Alguns biblistas traduzem a expressão “dai a César o que é de César e a Deus o que é de Deus” por “retirai de César o que é de Deus”, ou “não dai a César o que é de Deus”, ou ainda, “dai a César o que é de César, mas não lhe deis o que é de Deus”.

 

Em outras palavras: não entregueis a nenhum César o que é de Deus: seus pobres. Os pequenos são os prediletos do Pai; o Reino de Deus pertence aos pobres. Não se pode sacrificar a vida e a dignidade dos indefesos a nenhum poder político, financeiro, econômico ou religioso. Os humilhados pelos poderosos são de Deus e de ninguém mais. Que nenhum poder abuse deles; que nenhum César se imponha.

 

Enfim, numa sociedade corrupta e deformada, uma pessoa que se ajusta ao que está estabelecido e, portanto, não desconcerta ninguém, é uma pessoa alienada, que passa pela vida sem ser provocadora e deixa tudo como está.
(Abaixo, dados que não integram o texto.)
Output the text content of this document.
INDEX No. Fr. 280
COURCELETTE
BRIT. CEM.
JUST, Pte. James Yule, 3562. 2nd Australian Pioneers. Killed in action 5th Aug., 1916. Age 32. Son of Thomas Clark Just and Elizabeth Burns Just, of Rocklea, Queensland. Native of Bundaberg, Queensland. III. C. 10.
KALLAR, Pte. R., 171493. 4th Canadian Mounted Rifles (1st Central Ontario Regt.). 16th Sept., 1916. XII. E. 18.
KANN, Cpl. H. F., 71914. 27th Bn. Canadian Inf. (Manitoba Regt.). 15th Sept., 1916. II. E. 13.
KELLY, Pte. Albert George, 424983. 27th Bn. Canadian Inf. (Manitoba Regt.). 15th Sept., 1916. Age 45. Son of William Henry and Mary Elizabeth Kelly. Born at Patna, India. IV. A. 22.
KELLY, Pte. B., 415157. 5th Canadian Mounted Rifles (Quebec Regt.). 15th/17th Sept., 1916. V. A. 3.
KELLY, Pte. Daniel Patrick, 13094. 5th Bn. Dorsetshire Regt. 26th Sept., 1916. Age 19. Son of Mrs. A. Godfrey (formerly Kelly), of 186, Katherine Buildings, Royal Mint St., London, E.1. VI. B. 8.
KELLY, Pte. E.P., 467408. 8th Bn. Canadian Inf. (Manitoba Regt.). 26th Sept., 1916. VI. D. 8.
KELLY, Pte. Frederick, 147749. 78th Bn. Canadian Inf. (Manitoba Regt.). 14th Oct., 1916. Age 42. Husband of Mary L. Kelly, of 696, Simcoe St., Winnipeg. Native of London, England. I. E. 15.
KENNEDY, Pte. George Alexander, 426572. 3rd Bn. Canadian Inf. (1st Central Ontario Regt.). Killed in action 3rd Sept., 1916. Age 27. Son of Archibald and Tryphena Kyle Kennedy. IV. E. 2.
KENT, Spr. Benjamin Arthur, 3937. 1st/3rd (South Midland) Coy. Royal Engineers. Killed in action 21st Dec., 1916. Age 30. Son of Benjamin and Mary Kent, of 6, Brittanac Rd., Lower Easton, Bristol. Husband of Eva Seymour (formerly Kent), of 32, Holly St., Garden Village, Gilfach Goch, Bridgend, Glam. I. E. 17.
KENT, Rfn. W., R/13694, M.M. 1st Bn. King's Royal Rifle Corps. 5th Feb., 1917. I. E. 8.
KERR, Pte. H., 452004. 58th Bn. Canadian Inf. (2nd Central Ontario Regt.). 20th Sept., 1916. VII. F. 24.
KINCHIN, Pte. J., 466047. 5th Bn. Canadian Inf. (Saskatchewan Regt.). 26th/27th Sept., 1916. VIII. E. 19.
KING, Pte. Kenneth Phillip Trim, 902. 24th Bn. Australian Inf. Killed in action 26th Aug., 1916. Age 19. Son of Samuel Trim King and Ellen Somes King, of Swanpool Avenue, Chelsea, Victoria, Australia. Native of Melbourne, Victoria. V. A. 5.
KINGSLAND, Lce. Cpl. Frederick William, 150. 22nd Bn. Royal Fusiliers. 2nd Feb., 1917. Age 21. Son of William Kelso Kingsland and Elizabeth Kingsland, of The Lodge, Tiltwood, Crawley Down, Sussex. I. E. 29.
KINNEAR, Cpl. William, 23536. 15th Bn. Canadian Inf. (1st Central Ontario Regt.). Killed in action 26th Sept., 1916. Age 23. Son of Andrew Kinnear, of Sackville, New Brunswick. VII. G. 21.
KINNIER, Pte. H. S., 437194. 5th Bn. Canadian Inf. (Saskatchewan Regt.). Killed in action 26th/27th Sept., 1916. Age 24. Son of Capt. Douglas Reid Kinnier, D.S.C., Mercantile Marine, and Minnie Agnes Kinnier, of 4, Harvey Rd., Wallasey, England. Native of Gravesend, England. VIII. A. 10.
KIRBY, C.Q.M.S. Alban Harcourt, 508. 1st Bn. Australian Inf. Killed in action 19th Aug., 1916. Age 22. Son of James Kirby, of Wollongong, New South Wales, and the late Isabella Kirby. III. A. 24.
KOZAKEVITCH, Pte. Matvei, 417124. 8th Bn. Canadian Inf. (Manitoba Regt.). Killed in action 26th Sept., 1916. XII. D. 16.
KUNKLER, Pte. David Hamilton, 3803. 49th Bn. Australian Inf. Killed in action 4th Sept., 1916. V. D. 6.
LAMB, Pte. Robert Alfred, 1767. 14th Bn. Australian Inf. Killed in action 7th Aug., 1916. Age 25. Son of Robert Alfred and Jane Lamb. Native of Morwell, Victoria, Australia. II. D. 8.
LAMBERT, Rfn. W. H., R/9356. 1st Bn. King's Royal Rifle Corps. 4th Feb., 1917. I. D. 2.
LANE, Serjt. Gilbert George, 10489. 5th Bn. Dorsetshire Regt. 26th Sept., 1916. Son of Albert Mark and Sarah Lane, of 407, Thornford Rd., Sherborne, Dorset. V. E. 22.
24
Só desconcerta quem, na fidelidade ao Evangelho e à causa do Reino, rompe os esquemas fechados e estruturas de poder, transgride o excesso de normas, abre novos caminhos ainda não imaginados.

 

Texto bíblico: Mt 22,15-21

 

Na oração: “Quem é o senhor que move nossa vida?  

Alimentamos diferentes “césares” em nosso coração, aos quais nos fazemos submissos: instinto de posse, busca de poder e prestígio, consumismo, obsessão por um bem-estar material sempre maior, o espírito de competição... Quando é “cézar’ que determina nossa vida, sua influência envenena nossa relação com Deus, deforma nossa verdadeira identidade e rompe nossa comunhão com os outros; nos desumanizamos...

 

Como seguidores de Jesus, devemos buscar nele a inspiração e o alento para viver de maneira livre e solidária.